- Specialty: Surgical oncology

= Microdochectomy =

Surgical removal of a lactiferous duct

Microdochectomy is the surgical removal (excision) of a lactiferous duct. A mere incision of a mammary duct (without excision) is called microdochotomy.

==Indication==
Microdochectomy is a standard treatment of in case there is nipple discharge which stems from a single duct. There are preliminary indications that if ductoscopy and close follow-up are performed, in some cases microdochectomy may not be necessary despite bloody nipple discharge.

Duct excision may also be indicated for the treatment of recurrent breast abscess and mastitis; in this case however the total removal of all ducts from behind the nipple has been recommended to avoid further recurrence.

Galactography may be used to investigate the condition of the mammary duct system before the intervention. Pre-operatively, also breast ultrasound and mammogram are performed to rule out other abnormalities of the breast.

If the condition involves only a single duct, then microdochectomy may be indicated, in particular in women wishing to preserve the ability to breastfeed; if the condition involves from several ducts or if no specific duct could be determined, then a subareolar resection of the ducts (central duct excision, also called Hadfield's procedure) may be indicated instead.

==Procedure==
A radial cut or preferably a circumareolar cut (following the circular line of the areola) is made and a milk duct is removed. The removed duct is normally sent for histologic examination.

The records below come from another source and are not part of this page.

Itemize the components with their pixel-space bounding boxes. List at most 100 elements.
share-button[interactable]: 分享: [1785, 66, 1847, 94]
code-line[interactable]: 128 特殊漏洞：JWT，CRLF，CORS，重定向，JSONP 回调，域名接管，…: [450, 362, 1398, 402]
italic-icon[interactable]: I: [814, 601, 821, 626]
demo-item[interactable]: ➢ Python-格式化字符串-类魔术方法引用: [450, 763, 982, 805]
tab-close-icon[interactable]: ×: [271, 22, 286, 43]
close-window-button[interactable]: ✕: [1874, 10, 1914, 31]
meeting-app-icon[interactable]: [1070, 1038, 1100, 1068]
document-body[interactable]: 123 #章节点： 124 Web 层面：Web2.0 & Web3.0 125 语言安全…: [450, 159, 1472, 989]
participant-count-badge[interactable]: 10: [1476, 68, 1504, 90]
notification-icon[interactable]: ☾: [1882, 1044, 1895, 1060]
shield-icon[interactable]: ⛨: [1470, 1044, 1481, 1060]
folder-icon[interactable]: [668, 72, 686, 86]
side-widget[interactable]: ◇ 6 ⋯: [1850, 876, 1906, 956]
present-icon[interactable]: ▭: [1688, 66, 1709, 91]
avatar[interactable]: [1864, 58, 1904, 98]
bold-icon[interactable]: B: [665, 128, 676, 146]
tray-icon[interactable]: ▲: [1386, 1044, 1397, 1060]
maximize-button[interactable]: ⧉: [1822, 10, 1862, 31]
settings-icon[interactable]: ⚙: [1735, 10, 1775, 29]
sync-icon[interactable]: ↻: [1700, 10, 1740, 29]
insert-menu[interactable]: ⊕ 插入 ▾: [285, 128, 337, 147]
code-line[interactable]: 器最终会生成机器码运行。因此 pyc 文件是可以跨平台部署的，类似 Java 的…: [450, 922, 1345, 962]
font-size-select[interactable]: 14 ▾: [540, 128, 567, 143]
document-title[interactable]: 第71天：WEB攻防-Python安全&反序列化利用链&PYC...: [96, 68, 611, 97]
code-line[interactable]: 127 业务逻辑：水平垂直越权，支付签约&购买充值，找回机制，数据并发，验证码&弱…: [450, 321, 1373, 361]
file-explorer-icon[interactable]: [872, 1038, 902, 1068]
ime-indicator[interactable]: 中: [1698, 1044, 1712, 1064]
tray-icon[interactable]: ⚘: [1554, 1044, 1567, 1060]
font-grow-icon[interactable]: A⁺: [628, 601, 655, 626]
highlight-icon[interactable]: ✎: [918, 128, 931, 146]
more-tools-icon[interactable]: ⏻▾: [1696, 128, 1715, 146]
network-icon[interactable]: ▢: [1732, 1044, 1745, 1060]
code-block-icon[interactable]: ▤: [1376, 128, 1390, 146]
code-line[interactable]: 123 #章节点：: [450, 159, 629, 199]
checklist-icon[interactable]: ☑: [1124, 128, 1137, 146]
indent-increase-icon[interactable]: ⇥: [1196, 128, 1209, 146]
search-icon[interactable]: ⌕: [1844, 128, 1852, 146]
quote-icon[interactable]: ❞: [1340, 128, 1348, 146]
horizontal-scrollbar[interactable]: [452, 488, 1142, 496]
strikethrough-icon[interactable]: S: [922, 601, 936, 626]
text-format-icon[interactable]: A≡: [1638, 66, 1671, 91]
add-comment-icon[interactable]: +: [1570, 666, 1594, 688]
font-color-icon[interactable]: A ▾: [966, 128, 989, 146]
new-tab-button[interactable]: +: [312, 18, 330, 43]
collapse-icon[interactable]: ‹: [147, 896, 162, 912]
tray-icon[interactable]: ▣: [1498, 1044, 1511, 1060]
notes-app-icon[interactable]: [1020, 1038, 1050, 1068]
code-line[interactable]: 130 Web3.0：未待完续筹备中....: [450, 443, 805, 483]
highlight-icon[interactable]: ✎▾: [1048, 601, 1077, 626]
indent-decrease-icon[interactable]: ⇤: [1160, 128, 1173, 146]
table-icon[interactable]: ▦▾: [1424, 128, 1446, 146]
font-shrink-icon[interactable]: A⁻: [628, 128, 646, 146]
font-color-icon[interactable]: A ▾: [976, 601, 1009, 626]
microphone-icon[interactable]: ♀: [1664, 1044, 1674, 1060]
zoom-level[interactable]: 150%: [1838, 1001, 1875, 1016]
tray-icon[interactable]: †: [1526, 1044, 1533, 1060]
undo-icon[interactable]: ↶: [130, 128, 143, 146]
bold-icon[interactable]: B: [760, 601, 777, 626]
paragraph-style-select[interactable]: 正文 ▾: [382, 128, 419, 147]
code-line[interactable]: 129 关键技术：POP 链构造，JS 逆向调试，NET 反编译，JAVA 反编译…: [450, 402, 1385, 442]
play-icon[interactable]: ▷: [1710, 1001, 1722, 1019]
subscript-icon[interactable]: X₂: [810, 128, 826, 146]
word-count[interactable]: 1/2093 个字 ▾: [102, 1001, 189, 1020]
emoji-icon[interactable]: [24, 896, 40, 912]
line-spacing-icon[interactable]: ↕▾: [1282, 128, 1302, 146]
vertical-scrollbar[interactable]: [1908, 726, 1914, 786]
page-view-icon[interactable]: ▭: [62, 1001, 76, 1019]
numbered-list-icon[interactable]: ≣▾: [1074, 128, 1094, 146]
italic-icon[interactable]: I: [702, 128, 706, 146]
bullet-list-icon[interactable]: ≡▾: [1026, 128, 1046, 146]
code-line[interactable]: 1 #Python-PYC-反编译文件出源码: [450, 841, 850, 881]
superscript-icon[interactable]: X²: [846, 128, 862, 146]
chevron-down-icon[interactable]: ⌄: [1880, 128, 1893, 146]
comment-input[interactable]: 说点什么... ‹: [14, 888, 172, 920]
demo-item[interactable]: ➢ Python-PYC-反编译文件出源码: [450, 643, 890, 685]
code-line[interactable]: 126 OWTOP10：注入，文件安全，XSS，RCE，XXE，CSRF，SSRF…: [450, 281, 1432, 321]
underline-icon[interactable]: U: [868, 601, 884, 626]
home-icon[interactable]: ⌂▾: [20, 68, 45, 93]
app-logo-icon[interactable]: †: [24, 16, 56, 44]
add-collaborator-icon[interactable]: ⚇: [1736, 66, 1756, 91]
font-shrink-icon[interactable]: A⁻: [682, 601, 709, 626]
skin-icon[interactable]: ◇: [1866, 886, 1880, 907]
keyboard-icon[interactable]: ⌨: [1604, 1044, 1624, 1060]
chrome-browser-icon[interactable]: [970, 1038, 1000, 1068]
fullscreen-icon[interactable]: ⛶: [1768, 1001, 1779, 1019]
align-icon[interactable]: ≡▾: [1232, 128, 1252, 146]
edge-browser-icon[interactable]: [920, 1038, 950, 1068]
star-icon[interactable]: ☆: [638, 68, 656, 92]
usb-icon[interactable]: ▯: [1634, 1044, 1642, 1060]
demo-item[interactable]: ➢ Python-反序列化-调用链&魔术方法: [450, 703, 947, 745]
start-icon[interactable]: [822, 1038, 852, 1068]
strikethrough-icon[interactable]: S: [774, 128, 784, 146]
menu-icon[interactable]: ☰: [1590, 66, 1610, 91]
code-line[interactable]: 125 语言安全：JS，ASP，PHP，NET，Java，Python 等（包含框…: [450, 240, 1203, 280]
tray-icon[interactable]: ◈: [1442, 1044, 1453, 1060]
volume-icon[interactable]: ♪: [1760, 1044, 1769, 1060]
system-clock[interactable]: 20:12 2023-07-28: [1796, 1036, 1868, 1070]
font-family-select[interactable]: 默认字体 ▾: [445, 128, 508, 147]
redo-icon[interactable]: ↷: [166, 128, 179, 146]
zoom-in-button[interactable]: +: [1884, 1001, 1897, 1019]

The excision can be directed by ductoscopy.

==Complications==
Possible complications of the procedure include temporary or permanent alteration to the shape, sensation or pigmentation of the nipple, such as a minor change to the contour of the nipple-areola region. Although microdochectomy usually preserves the ability to breastfeed, nonetheless the loss of breastfeeding ability is a known complication. Furthermore, infection or hematoma may occur, and there may be a poor cosmetic result.